The World Bank and IMF Can Help Tackle the Global Cost-of-Living Crisis
Kenyans protest against inflation and the cost of living, especially higher prices of basic foodstuffs, in downtown Nairobi, Kenya, July 7, 2022 (AP photo by Brian Inganga).

Inflation has become a core concern and ubiquitous buzzword across the globe in recent months, with prices of consumer goods surging due to supply and demand shocks, mostly related to the COVID-19 pandemic and the Russian invasion of Ukraine in February.
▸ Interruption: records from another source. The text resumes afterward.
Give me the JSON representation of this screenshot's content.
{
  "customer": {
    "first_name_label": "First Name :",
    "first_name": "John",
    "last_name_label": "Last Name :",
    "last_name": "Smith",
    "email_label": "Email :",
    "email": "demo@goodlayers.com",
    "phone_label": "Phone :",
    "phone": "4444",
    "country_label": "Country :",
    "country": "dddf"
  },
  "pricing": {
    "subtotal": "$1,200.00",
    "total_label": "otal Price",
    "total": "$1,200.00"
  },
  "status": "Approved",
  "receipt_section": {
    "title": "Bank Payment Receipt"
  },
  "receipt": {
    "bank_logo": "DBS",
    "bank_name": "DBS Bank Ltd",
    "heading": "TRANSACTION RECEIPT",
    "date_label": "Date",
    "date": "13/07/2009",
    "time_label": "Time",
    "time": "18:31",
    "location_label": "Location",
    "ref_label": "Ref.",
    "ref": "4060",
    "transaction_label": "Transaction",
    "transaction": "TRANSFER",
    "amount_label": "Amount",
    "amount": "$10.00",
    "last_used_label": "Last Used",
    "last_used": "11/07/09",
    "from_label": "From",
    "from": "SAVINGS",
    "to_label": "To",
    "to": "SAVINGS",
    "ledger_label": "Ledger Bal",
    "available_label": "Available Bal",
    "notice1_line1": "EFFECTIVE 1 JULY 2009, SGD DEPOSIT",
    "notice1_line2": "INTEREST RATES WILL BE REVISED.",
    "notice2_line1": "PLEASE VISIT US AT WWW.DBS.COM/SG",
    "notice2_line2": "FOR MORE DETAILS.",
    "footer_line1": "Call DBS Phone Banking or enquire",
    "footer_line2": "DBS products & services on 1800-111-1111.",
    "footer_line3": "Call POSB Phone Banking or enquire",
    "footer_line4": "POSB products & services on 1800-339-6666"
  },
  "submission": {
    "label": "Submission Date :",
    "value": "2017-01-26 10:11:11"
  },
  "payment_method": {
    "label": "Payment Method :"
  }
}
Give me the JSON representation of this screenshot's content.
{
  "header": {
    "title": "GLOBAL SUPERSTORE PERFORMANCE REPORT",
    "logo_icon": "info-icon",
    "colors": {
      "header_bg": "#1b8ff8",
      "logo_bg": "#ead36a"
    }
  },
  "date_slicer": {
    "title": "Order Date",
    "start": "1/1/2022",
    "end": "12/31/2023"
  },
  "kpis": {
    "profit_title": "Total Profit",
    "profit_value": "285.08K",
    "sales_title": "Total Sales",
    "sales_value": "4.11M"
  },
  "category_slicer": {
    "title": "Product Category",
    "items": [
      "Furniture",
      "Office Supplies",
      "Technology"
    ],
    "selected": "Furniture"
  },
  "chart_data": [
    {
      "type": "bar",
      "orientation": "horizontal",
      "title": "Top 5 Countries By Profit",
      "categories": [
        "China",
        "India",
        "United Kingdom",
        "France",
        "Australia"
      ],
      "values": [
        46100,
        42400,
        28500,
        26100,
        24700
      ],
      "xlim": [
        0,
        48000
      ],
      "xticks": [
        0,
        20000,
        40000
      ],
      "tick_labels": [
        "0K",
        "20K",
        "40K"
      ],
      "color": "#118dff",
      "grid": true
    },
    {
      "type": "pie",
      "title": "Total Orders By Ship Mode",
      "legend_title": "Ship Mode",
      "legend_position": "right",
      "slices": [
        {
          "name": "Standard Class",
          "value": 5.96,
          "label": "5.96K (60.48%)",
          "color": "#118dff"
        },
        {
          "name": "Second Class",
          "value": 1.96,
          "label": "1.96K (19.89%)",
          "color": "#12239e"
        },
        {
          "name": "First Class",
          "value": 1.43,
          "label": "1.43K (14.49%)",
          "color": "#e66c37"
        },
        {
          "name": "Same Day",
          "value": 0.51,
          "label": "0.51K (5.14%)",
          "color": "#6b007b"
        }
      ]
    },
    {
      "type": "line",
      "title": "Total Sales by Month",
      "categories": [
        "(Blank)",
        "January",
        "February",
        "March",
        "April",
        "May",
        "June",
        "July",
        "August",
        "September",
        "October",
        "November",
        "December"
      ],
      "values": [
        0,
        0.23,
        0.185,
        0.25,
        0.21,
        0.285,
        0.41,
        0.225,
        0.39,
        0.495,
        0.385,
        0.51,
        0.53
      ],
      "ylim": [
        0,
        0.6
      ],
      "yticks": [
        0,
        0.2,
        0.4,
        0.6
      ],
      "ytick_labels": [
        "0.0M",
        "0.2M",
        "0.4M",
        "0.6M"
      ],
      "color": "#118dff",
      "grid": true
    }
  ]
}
The consumer price index—a measure of a country’s average level of prices based on the cost of a typical basket of consumer goods—has increased 8.5 percent in the United States since the beginning of 2022. Other industrialized countries experiencing significant price upticks this year include the United Kingdom, with a 10.1 percent increase; Mexico, by 8.2 percent; and Brazil, by 10.1 percent. Conditions are even worse in many developing countries, with a shocking 33.5 percent increase in Ethiopia and 24.9 percent increase in Pakistan, to date.

Most of these price increases are concentrated in two key areas: fuel and necessities, like fertilizer. For instance, though the cost of gasoline has abated slightly in the U.S. in recent weeks, prices rose 44 percent in the 12 months ending in July, according to the U.S. Bureau of Labor Statistics. This increase is largely the result of recovering consumer demand for gas, alongside low supply caused by cutbacks in oil production at the height of the COVID-19 pandemic. The war in Ukraine has exacerbated these pressures, with the U.S. banning oil imports from Russia, which produces 10 percent of the world’s oil supply. The situation is even more dire in the European Union, where natural gas prices rose a whopping 700 percent by July 2022 amid EU efforts to suspend imports from Russia as a part of its sanctions package over the invasion of Ukraine, though prices have since fallen significantly.

The same is true of fertilizer, many types of which Russia is the world’s largest exporter. Over the past 12 months, prices of three kinds of fertilizer—urea, liquid nitrogen and anhydrous ammonia—are up 149 percent, 192 percent and 235 percent respectively, due to rising input costs and the West’s sanctions on Russia. Farmers around the world have suffered as a result, on top of the challenges brought about by rising fuel costs. Price increases in these areas have had knock-on effects for an array of consumer goods—including coffee, wheat and produce, among many others.